When we go to buy our lunches every day we don’t think about all the food that’s going to be thrown out that night.
There are more than 65,000 students and staff and about 11 different food establishments on campus. Naturally, a lot of food is processed daily.
But according to executive chef of the Marketplace Food Court, Russell Weir, the college is below typical wastage in the industry, which is between three and five per cent of food purchased.
“I think that the food waste in our department is very minimal,” he said.
The Marketplace Food Court located in the D-building is one of the busiest and most popular cafeterias on campus, which means they process and sell the most food.
Asked whether any of the unsold food gets donated to the college food bank, Weir said he didn’t believe so.

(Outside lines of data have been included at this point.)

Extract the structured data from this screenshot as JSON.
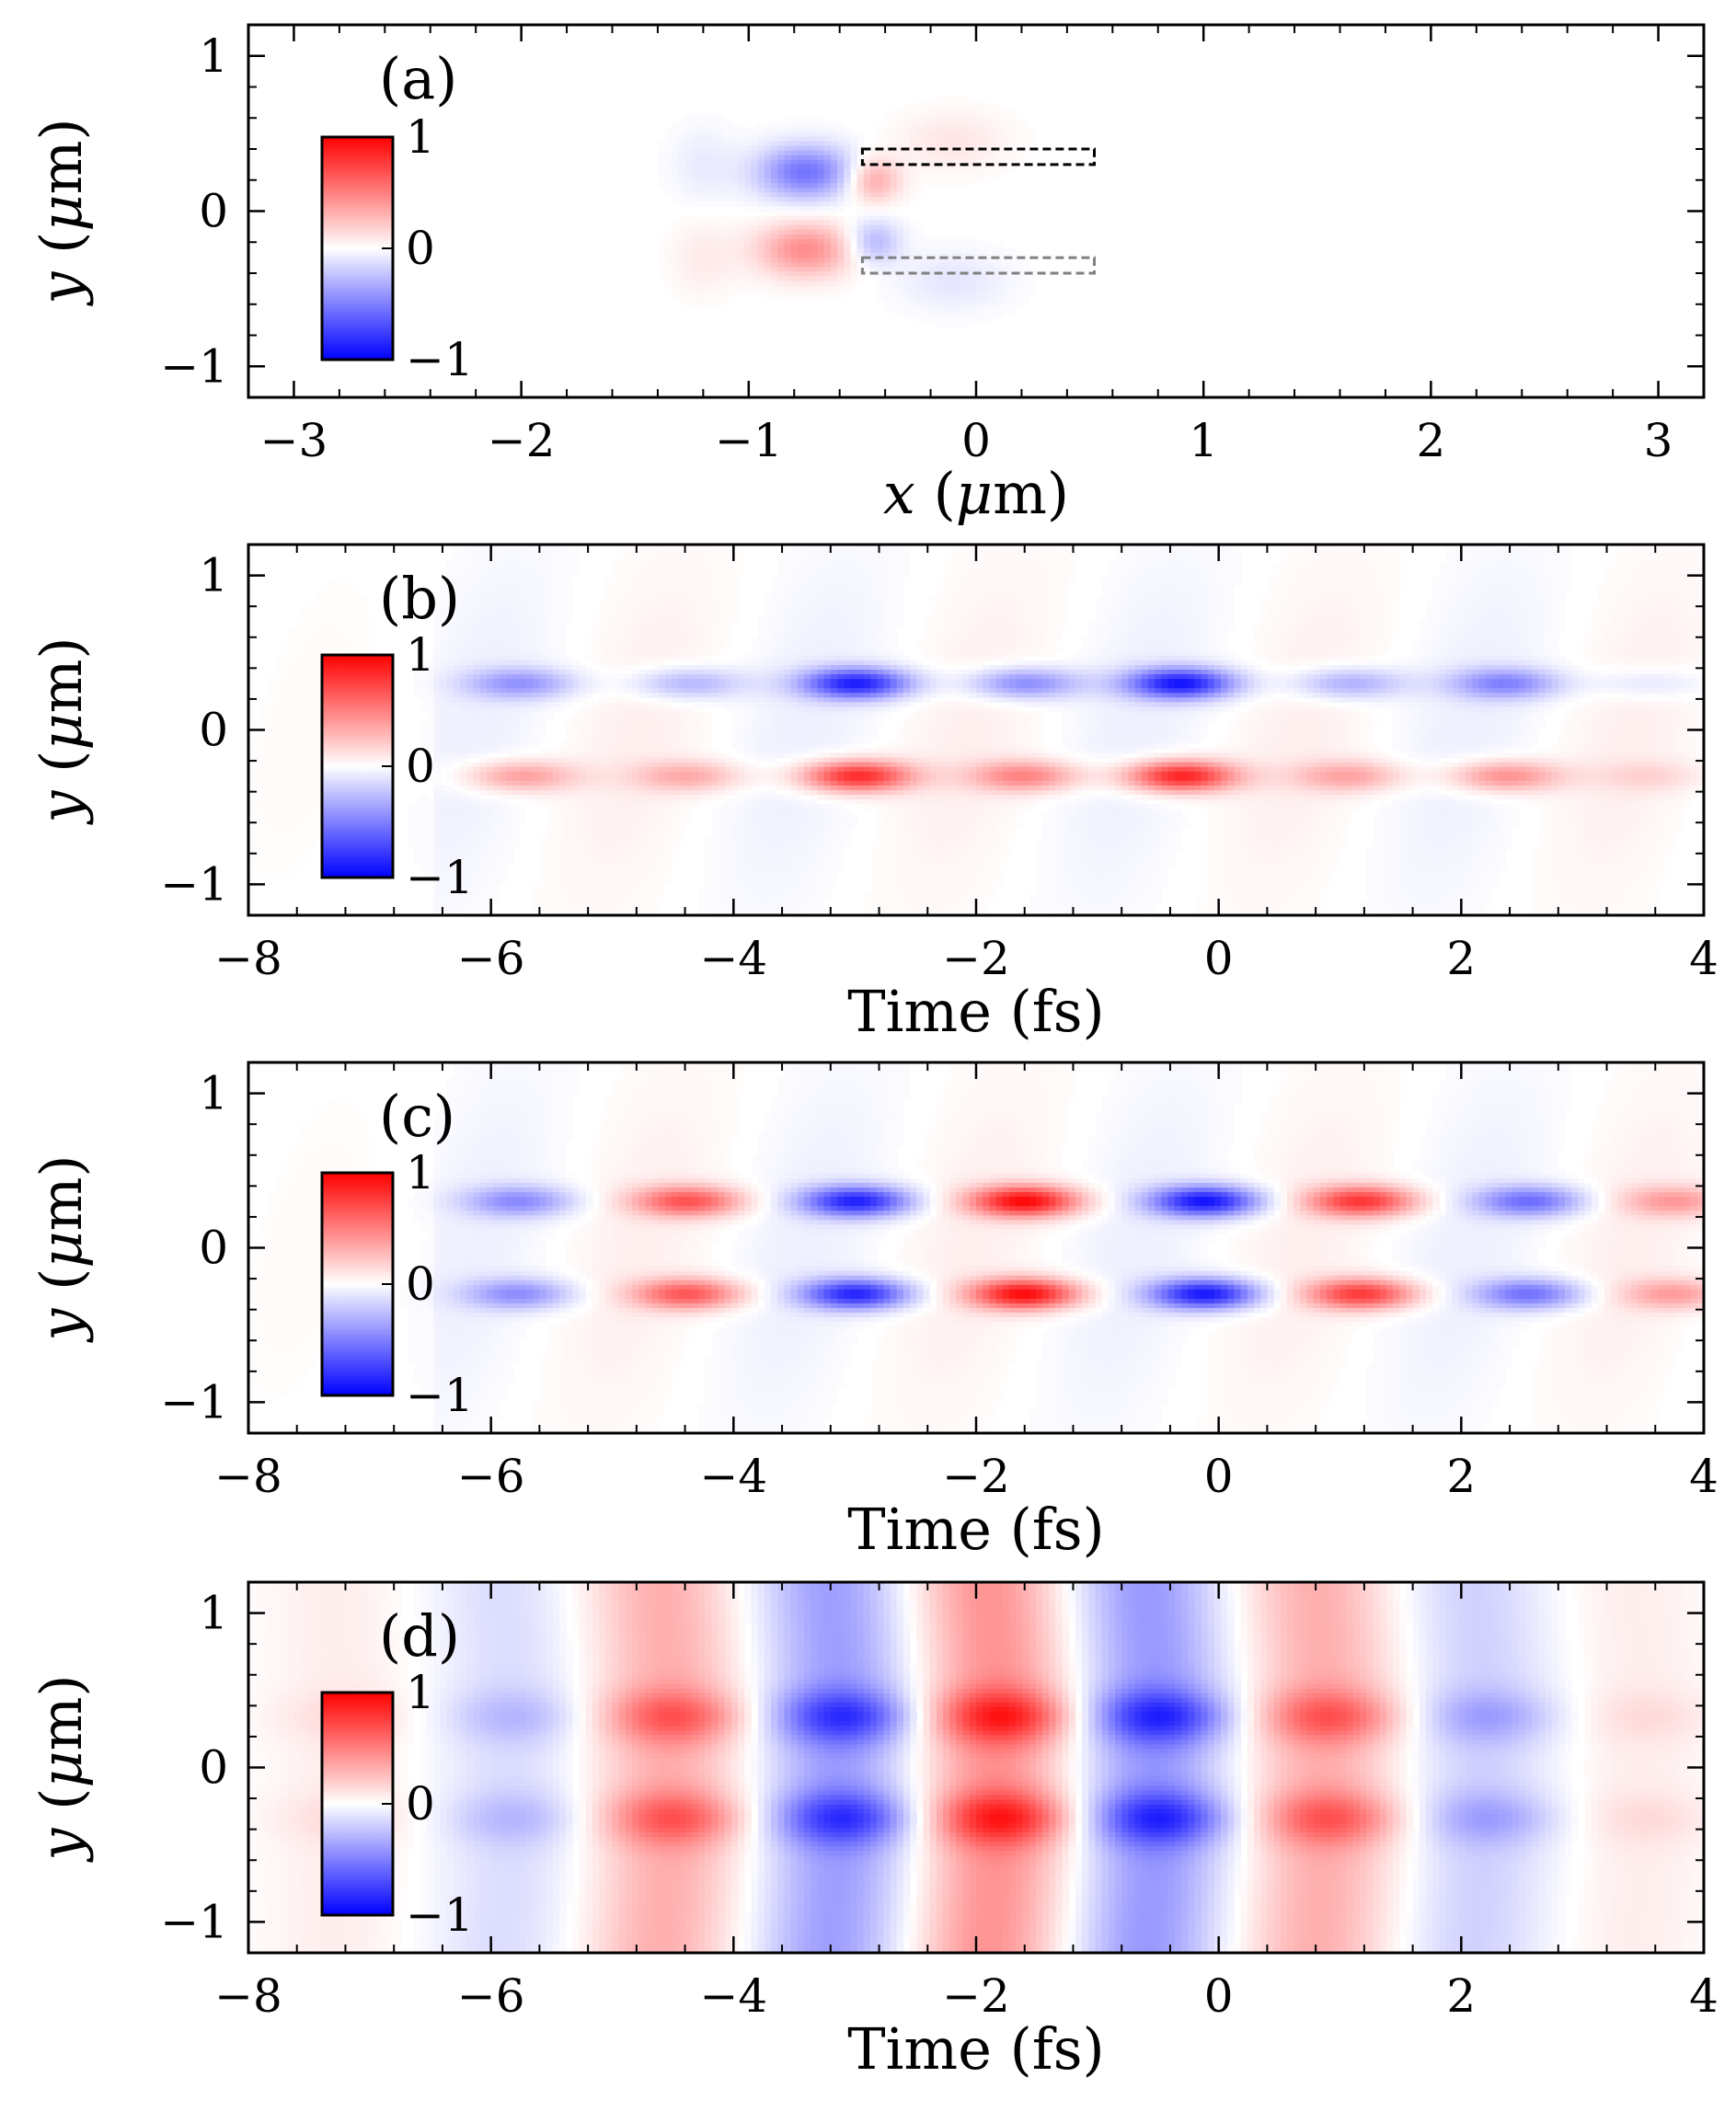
{
  "chart_data": [
    {
      "type": "heatmap",
      "panel_label": "(a)",
      "xlabel": "x (μm)",
      "ylabel": "y (μm)",
      "xlim": [
        -3.2,
        3.2
      ],
      "ylim": [
        -1.2,
        1.2
      ],
      "xticks": [
        -3,
        -2,
        -1,
        0,
        1,
        2,
        3
      ],
      "xtick_labels": [
        "−3",
        "−2",
        "−1",
        "0",
        "1",
        "2",
        "3"
      ],
      "yticks": [
        -1,
        0,
        1
      ],
      "ytick_labels": [
        "−1",
        "0",
        "1"
      ],
      "colorbar": {
        "ticks": [
          "1",
          "0",
          "−1"
        ],
        "colormap": "bwr",
        "range": [
          -1,
          1
        ]
      },
      "field": "spatial near-field of a two-strip structure; strong lobes near x = −0.6 to −0.8 μm, antisymmetric in y",
      "features": [
        {
          "cx": -0.75,
          "cy": 0.25,
          "rx": 0.22,
          "ry": 0.18,
          "value": -0.55
        },
        {
          "cx": -0.75,
          "cy": -0.25,
          "rx": 0.22,
          "ry": 0.18,
          "value": 0.45
        },
        {
          "cx": -0.45,
          "cy": 0.2,
          "rx": 0.12,
          "ry": 0.15,
          "value": 0.35
        },
        {
          "cx": -0.45,
          "cy": -0.2,
          "rx": 0.12,
          "ry": 0.15,
          "value": -0.3
        },
        {
          "cx": -1.2,
          "cy": 0.3,
          "rx": 0.15,
          "ry": 0.25,
          "value": -0.08
        },
        {
          "cx": -1.2,
          "cy": -0.3,
          "rx": 0.15,
          "ry": 0.25,
          "value": 0.08
        },
        {
          "cx": -0.1,
          "cy": 0.45,
          "rx": 0.25,
          "ry": 0.2,
          "value": 0.1
        },
        {
          "cx": -0.1,
          "cy": -0.45,
          "rx": 0.25,
          "ry": 0.2,
          "value": -0.1
        }
      ],
      "structures": [
        {
          "x0": -0.5,
          "x1": 0.52,
          "y0": 0.3,
          "y1": 0.4,
          "color": "#000000"
        },
        {
          "x0": -0.5,
          "x1": 0.52,
          "y0": -0.4,
          "y1": -0.3,
          "color": "#808080"
        }
      ]
    },
    {
      "type": "heatmap",
      "panel_label": "(b)",
      "xlabel": "Time (fs)",
      "ylabel": "y (μm)",
      "xlim": [
        -8,
        4
      ],
      "ylim": [
        -1.2,
        1.2
      ],
      "xticks": [
        -8,
        -6,
        -4,
        -2,
        0,
        2,
        4
      ],
      "xtick_labels": [
        "−8",
        "−6",
        "−4",
        "−2",
        "0",
        "2",
        "4"
      ],
      "yticks": [
        -1,
        0,
        1
      ],
      "ytick_labels": [
        "−1",
        "0",
        "1"
      ],
      "colorbar": {
        "ticks": [
          "1",
          "0",
          "−1"
        ],
        "colormap": "bwr",
        "range": [
          -1,
          1
        ]
      },
      "field": "field along strips vs time; lobes near y = ±0.3 μm, mostly blue at +y and red at −y",
      "mode": "strip",
      "oscillation": {
        "centers": [
          -5.8,
          -4.4,
          -3.0,
          -1.6,
          -0.3,
          1.1,
          2.4,
          3.6
        ],
        "period": 2.7,
        "antisymmetric": true,
        "top_bias": -0.45,
        "envelope_peak": -1.5,
        "envelope_width": 3.2
      }
    },
    {
      "type": "heatmap",
      "panel_label": "(c)",
      "xlabel": "Time (fs)",
      "ylabel": "y (μm)",
      "xlim": [
        -8,
        4
      ],
      "ylim": [
        -1.2,
        1.2
      ],
      "xticks": [
        -8,
        -6,
        -4,
        -2,
        0,
        2,
        4
      ],
      "xtick_labels": [
        "−8",
        "−6",
        "−4",
        "−2",
        "0",
        "2",
        "4"
      ],
      "yticks": [
        -1,
        0,
        1
      ],
      "ytick_labels": [
        "−1",
        "0",
        "1"
      ],
      "colorbar": {
        "ticks": [
          "1",
          "0",
          "−1"
        ],
        "colormap": "bwr",
        "range": [
          -1,
          1
        ]
      },
      "field": "field along strips vs time; alternating red and blue lobes near y = ±0.3 μm",
      "mode": "strip",
      "oscillation": {
        "centers": [
          -5.8,
          -4.4,
          -3.0,
          -1.6,
          -0.1,
          1.2,
          2.6,
          3.8
        ],
        "period": 2.7,
        "antisymmetric": false,
        "top_bias": 0.0,
        "envelope_peak": -1.2,
        "envelope_width": 3.6
      }
    },
    {
      "type": "heatmap",
      "panel_label": "(d)",
      "xlabel": "Time (fs)",
      "ylabel": "y (μm)",
      "xlim": [
        -8,
        4
      ],
      "ylim": [
        -1.2,
        1.2
      ],
      "xticks": [
        -8,
        -6,
        -4,
        -2,
        0,
        2,
        4
      ],
      "xtick_labels": [
        "−8",
        "−6",
        "−4",
        "−2",
        "0",
        "2",
        "4"
      ],
      "yticks": [
        -1,
        0,
        1
      ],
      "ytick_labels": [
        "−1",
        "0",
        "1"
      ],
      "colorbar": {
        "ticks": [
          "1",
          "0",
          "−1"
        ],
        "colormap": "bwr",
        "range": [
          -1,
          1
        ]
      },
      "field": "incident field vs time; full-height vertical bands with peaks near y = ±0.33 μm",
      "mode": "band",
      "bands": [
        {
          "t": -7.2,
          "v": 0.15
        },
        {
          "t": -5.8,
          "v": -0.3
        },
        {
          "t": -4.5,
          "v": 0.7
        },
        {
          "t": -3.1,
          "v": -0.85
        },
        {
          "t": -1.8,
          "v": 0.95
        },
        {
          "t": -0.5,
          "v": -0.9
        },
        {
          "t": 0.9,
          "v": 0.7
        },
        {
          "t": 2.2,
          "v": -0.4
        },
        {
          "t": 3.5,
          "v": 0.15
        }
      ]
    }
  ]
}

The cafeteria has donated to The Ottawa Mission and Shepherds of Good Hope in the past. But Andre Villeneuve, food services senior operations manager, said the strict requirements of food banks and shelters sometimes make it difficult to donate.
“These places don’t necessarily accept the food that we prepare.”
And that food is needed for thousands each day.
“We touch over 13,000 people per day through our food service outlets. We have a mandate to be ready for them. If everybody came everyday like clockwork, we would have no waste,” said Weir.
“We’re the producers but the end users have a huge factor in this as well,” added Villeneuve. “We try to control as much as what we can control.”